Leningen zijn niet privaat
Het is goed dat mensen, en organisaties waarin ze zich verenigd hebben, een kritische houding aannemen tegen ontwikkelingen die de privacy in gevaar brengen. Er worden veel persoonsgegevens uitgewisseld en opgeslagen en met de dunne digitale kluisdeuren in het post-papieren tijdperk is het goed over de schouder van de portier mee te kijken.

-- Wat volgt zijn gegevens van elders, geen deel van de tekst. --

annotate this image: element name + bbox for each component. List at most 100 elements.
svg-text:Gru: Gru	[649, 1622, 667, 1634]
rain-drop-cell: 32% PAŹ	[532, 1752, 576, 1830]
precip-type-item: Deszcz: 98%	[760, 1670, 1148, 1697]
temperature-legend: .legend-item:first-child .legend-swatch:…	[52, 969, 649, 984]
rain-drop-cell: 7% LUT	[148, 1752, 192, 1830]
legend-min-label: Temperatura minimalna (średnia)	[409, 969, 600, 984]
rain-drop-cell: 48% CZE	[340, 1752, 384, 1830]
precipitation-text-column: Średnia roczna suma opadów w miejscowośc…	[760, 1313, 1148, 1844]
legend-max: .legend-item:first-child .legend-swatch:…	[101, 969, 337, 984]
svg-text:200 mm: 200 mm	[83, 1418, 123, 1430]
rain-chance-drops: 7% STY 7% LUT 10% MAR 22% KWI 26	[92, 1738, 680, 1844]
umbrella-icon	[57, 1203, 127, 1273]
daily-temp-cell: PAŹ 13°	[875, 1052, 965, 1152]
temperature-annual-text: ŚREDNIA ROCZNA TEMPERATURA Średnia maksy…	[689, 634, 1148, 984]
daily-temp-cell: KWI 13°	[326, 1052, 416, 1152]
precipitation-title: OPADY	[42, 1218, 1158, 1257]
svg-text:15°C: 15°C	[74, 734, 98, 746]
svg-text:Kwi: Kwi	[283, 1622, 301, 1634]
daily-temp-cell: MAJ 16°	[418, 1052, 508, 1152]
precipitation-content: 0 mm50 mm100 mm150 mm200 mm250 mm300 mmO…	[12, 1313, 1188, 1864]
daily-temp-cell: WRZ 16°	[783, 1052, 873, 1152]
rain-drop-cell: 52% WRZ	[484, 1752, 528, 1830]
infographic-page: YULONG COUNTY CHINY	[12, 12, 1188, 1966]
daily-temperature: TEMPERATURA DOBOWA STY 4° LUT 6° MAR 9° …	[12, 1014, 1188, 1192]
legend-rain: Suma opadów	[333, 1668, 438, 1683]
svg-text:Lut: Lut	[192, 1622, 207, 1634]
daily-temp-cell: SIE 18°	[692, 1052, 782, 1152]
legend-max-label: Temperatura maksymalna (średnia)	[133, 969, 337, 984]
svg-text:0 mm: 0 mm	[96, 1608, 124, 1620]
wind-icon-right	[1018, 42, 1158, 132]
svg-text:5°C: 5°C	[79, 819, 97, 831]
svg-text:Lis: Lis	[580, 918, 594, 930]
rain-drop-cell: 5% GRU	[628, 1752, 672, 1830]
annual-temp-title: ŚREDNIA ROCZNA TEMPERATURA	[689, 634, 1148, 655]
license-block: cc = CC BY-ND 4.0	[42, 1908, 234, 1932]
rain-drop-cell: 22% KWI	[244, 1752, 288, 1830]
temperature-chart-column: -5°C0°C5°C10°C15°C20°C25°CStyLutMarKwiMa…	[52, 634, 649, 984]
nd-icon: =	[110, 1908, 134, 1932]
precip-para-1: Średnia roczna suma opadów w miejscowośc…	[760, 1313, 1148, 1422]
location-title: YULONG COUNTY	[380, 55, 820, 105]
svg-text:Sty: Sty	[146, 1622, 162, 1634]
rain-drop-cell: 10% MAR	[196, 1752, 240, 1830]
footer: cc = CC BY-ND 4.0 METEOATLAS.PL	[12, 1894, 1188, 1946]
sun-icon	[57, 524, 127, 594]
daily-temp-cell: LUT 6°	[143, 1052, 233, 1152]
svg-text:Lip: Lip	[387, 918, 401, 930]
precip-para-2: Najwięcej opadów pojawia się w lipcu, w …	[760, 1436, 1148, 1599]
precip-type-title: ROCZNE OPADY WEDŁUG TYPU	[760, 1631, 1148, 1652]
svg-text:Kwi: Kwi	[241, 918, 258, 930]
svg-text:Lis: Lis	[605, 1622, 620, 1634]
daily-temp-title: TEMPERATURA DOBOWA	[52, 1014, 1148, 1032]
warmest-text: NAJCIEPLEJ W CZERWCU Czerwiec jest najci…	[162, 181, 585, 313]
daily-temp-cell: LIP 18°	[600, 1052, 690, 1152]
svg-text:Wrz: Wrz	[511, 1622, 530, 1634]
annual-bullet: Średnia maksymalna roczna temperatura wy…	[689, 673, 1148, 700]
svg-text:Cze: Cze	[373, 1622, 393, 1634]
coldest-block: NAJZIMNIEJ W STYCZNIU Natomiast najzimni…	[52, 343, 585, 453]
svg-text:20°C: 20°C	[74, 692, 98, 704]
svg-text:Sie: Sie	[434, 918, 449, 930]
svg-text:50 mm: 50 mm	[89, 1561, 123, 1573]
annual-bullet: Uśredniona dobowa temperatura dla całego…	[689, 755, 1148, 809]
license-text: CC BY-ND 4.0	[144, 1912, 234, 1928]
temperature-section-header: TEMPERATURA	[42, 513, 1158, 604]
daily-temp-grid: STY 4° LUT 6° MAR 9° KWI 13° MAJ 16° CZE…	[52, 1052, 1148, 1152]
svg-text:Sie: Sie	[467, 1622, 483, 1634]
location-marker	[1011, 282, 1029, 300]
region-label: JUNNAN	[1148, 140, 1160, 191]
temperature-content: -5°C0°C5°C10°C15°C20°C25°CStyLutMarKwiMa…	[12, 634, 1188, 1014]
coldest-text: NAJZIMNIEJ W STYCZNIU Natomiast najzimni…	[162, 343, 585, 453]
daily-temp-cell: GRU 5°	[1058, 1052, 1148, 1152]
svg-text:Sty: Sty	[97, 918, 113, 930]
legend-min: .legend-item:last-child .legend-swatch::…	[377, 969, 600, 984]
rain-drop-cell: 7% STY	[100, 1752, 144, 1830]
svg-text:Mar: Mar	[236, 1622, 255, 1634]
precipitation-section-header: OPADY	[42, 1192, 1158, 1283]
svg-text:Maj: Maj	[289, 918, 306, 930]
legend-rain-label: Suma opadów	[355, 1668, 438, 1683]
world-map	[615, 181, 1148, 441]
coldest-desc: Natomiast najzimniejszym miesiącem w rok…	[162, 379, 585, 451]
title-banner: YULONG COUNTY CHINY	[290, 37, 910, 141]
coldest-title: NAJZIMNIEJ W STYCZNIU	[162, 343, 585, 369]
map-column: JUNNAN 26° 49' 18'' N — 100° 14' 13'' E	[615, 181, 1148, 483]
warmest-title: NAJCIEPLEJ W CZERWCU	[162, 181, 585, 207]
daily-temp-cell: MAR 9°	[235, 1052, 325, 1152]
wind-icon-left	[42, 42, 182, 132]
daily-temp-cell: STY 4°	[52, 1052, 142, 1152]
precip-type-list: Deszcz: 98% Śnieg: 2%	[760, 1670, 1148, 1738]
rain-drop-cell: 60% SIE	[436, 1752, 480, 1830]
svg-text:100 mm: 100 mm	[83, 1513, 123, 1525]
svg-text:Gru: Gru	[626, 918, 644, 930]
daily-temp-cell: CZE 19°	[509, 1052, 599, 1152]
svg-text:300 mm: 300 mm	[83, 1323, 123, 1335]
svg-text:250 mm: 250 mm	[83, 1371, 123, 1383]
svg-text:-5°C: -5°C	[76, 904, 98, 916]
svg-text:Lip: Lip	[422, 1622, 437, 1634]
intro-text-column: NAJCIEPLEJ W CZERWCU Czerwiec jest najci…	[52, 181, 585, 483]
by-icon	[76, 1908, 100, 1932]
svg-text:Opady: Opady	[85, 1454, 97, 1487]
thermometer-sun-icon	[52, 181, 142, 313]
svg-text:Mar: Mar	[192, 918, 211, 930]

De aandacht focust zich helaas in toenemende mate op het afschermen sec van digitale data i.p.v. de ratio achter het toegankelijk maken hiervan. Minimaal zes belangenverenigingen verzetten zich tegen de komst van het “Landelijk Informatiesysteem Schulden” (LIS). Een door de tegenstanders omgedoopte “monsterdatabase” waarin alle (bank)schulden, betalingsachterstanden en wanbetalingen van elke Nederlandse burger worden geregistreerd. Doel van deze verzameling van rode cijfers ligt voor de hand: het behoeden van nieuwe schulden waar zowel de “klant” als “leverancier” van profiteren. Het is de prijs die betaalt wordt voor het aangaan van verplichtingen en vooral de terechte bescherming waar kredietverstrekkers op moeten kunnen rekenen. Dat heeft niets met privacy te maken maar alles met transparantie bij het maken van financiële afspraken. Door zijn gedrag bepaalt iedere Nederlandse burger zélf of hij opgenomen wordt in het systeem.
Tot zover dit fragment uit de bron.